Georgia is in talks with U.S. companies on airing its Russian-language television channel in the Caucasus region after accusing its French broadcast partner of bowing to pressure from Russia, a Russian paper said on Friday.
The broadcasts of First Caucasian, which was launched in mid-January via Eutelsat's satellite, stopped at the end of last week. Tbilisi accused the French operator of bowing to Russian censorship demands. The firm strongly denied the charge.
The channel targeted audiences throughout the Caucasus, including in Russia's troubled republics of Chechnya, Ingushetia and Dagestan, as well as the former Georgian republics of South Ossetia and Abkhazia, recognized by Moscow as independent states.
Georgia's public broadcaster, which incorporates the channel, is holding talks with U.S. firms on broadcasts in Russian territory via their satellites, Kommersant said.
"We are in talks with American operators, with several of them, but I have no right to disclose our partners' names or give contract volumes before the talks are completed," First Caucasian director Zurab Dvali told the daily.
"We hope the Americans will not bow to Gazprom," another official at the channel told the paper, referring to a contract between Eutelsat and a media unit of the Russian state-controlled energy giant Gazprom.
Eutelsat earlier denied that Russian pressure was behind the decision to cease the broadcasts, saying a final contract with Georgia's cash-strapped broadcaster had not been signed.

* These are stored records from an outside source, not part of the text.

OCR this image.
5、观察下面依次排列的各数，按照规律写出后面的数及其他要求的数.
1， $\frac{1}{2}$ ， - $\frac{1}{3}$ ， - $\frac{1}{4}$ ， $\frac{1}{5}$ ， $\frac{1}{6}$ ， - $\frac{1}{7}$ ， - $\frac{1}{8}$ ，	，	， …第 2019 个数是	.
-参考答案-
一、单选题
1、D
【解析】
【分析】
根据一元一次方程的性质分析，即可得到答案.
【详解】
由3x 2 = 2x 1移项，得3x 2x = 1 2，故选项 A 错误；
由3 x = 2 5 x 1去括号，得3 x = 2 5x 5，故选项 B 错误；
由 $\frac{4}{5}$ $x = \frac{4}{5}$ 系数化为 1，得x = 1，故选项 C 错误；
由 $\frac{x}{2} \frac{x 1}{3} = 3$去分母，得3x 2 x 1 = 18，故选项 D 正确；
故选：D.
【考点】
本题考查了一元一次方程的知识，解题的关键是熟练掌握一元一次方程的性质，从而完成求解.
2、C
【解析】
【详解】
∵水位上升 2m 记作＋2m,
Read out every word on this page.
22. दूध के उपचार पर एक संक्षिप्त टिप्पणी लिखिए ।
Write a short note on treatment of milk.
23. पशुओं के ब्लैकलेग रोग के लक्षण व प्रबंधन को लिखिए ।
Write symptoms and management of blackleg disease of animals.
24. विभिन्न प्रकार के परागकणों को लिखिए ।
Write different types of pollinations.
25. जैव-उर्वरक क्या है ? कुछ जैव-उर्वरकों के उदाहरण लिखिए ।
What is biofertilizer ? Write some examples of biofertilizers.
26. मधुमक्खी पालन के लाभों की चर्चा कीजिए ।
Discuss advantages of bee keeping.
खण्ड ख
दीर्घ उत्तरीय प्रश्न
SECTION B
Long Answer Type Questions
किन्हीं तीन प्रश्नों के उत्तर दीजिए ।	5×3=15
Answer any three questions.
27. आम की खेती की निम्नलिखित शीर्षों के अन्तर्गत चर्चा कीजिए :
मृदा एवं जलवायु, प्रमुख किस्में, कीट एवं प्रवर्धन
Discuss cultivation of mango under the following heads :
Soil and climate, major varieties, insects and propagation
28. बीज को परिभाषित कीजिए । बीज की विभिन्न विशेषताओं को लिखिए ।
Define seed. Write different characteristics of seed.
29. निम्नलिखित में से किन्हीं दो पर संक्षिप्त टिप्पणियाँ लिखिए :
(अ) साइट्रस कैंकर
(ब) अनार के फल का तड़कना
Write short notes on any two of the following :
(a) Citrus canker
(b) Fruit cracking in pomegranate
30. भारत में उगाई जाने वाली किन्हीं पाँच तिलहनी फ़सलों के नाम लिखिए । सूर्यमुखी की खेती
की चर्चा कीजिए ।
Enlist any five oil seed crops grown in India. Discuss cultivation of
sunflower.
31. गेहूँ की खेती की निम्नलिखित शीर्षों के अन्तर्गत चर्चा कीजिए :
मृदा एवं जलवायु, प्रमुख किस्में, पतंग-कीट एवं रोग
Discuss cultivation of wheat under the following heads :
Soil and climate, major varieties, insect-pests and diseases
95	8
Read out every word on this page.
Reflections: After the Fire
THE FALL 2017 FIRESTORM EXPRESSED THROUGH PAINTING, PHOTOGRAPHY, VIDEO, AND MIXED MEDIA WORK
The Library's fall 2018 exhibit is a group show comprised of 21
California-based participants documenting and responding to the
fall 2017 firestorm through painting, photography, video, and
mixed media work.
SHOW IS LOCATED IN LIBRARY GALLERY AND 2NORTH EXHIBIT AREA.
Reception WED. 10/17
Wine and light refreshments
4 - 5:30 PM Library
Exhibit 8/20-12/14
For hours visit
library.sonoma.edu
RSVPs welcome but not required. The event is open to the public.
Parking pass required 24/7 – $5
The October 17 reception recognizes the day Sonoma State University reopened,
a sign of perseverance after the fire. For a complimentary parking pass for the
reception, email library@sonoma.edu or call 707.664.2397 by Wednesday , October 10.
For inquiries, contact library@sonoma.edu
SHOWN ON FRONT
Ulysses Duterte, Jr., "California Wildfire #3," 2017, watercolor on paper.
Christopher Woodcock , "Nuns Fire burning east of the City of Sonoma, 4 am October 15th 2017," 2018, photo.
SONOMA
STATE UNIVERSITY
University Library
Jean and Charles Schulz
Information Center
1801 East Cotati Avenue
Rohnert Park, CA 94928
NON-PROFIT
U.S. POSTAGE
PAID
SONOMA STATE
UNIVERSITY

Gazprom-media dismissed the allegation as "nonsense," the paper said. Company spokesman Irina Zenkova said, as quoted by the daily, that the contract with Eutelsat was signed in March 2009, well ahead of Georgia's plans to broadcast in Russian.
Eutelsat spokeswoman Vanessa O'Connor said earlier the company hopes to agree a broadcast contract with First Caucasian in the future.
Georgian President Mikhail Saakashvili's administration said the channel was to provide an unbiased coverage of events, mainly in the volatile Caucasus, for Russian audiences.